CHICAGO
09/10/2010 02:09 pm ET | Updated May 25, 2011

Roland Burris Asks Supreme Court To Let Him Run In Special Illinois Senate Election

One of the most unpopular Senators in recent history is hoping to stay in his seat just a little longer.

Roland Burris, whose approval ratings have been in the mid-teens this year, is asking the Supreme Court to be placed on the ballot for a special Senate election in Illinois. The winner of that election would serve in the brief lame-duck session between November 2 and the January inauguration.

An appellate court ruling in June paved the way for the special election, saying that Illinois had violated the Constitution by failing to hold a special election for the seat after Burris' interim appointment.

Because it would have been next to impossible to mobilize the resources to hold an election before November, it was decided that the special election would be held on the same day as the general election. District Court Judge John Grady ruled that only the candidates who would be on the ballot in the general would be eligible for the special.

It's this ruling that Roland Burris is challenging, according to a new POLITICO report:

Burris' petition to the nation's highest court argues that Grady's decision, "deprives Illinois citizens of the rights to due process and equal protection, and to unfettered access to the ballot."

"Voters very well might have different preferences for what is desirable in a person who will fill the remaining 62 days of the current Senate term and the person who will fill the subsequent six-year term," argues Burris in his petition.
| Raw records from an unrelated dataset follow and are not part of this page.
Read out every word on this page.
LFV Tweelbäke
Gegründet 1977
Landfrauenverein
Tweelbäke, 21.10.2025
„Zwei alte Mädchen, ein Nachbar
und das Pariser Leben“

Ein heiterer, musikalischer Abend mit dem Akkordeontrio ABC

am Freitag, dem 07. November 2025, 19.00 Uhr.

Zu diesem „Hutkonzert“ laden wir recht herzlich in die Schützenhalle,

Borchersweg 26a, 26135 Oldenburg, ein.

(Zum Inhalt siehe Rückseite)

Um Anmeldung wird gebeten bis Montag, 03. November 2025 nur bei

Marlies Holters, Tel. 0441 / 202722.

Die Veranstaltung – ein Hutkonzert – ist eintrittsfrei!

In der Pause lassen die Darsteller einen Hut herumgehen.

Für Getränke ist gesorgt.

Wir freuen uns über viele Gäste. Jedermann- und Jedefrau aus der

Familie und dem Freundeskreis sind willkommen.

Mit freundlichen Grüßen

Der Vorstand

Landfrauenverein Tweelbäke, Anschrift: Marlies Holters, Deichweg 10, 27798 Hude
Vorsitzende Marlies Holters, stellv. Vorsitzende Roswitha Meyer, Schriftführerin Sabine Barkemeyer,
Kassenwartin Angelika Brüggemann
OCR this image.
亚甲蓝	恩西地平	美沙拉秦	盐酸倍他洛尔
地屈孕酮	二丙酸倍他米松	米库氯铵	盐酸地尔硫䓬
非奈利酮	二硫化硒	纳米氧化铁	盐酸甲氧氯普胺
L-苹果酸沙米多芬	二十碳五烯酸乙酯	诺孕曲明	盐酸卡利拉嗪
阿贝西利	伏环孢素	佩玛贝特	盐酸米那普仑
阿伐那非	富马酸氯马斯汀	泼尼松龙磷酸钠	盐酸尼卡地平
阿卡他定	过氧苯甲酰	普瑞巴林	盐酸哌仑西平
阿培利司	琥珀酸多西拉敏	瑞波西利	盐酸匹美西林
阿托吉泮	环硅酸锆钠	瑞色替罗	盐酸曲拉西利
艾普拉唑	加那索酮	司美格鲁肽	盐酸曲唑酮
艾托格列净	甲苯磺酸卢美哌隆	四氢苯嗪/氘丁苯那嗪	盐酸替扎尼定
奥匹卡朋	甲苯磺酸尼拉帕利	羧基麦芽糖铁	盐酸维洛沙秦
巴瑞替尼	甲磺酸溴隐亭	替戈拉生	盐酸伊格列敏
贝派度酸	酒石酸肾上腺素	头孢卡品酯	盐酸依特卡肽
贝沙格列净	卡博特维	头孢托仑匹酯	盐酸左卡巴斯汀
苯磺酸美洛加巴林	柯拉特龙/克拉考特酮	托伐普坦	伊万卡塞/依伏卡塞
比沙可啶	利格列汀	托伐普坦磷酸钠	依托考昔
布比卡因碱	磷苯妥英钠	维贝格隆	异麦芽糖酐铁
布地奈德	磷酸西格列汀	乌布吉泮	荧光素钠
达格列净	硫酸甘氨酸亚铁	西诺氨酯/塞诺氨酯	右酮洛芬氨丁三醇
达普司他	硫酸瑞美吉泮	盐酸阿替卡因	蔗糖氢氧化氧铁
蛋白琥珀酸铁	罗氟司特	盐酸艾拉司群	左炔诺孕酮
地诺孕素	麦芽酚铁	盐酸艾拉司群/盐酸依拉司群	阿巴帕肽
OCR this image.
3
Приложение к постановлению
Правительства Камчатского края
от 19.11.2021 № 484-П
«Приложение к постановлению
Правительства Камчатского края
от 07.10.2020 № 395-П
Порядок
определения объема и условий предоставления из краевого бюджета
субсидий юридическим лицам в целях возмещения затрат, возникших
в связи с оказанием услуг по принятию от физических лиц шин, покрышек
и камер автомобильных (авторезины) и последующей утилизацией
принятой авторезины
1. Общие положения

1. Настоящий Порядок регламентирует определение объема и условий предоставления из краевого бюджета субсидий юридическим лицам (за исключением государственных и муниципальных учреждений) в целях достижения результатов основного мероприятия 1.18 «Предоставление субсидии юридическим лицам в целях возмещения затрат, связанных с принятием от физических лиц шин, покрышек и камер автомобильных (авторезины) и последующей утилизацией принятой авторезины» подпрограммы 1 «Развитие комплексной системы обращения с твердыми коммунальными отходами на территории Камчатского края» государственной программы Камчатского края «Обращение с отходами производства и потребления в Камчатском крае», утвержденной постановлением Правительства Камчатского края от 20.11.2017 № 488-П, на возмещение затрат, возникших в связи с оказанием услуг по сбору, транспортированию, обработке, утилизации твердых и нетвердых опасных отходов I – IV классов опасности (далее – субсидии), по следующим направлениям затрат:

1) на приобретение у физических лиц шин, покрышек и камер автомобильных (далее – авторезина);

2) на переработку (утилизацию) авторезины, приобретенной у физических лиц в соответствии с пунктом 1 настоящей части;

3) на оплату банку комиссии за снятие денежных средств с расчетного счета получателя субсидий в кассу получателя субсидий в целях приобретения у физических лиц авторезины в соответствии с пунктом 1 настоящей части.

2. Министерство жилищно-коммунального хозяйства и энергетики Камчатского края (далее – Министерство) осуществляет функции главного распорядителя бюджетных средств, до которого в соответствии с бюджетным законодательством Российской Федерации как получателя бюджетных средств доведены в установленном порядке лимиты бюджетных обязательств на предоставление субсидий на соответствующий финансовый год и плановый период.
The special election could impact national politics in two ways. First of all, there's money: because it's technically a separate election, candidates Alexi Giannoulias and Mark Kirk can raise money for both the special and general elections. In essence, contributors can donate double the maximum amount.

Second, the lame duck session may prove an important time for Democratic lawmakers to push through major legislation before their majorities shrink or disappear in 2011. If Republican Mark Kirk wins the special election, taking the seat from Burris, the lame-duck Senate majority will be one vote smaller, a vote that could prove crucial to the Democrats' agenda.

In addition to an emergency appeal to the Supreme Court, Burris has also asked the U.S. District Court of Northern Illinois to consider his candidacy, according to POLITICO.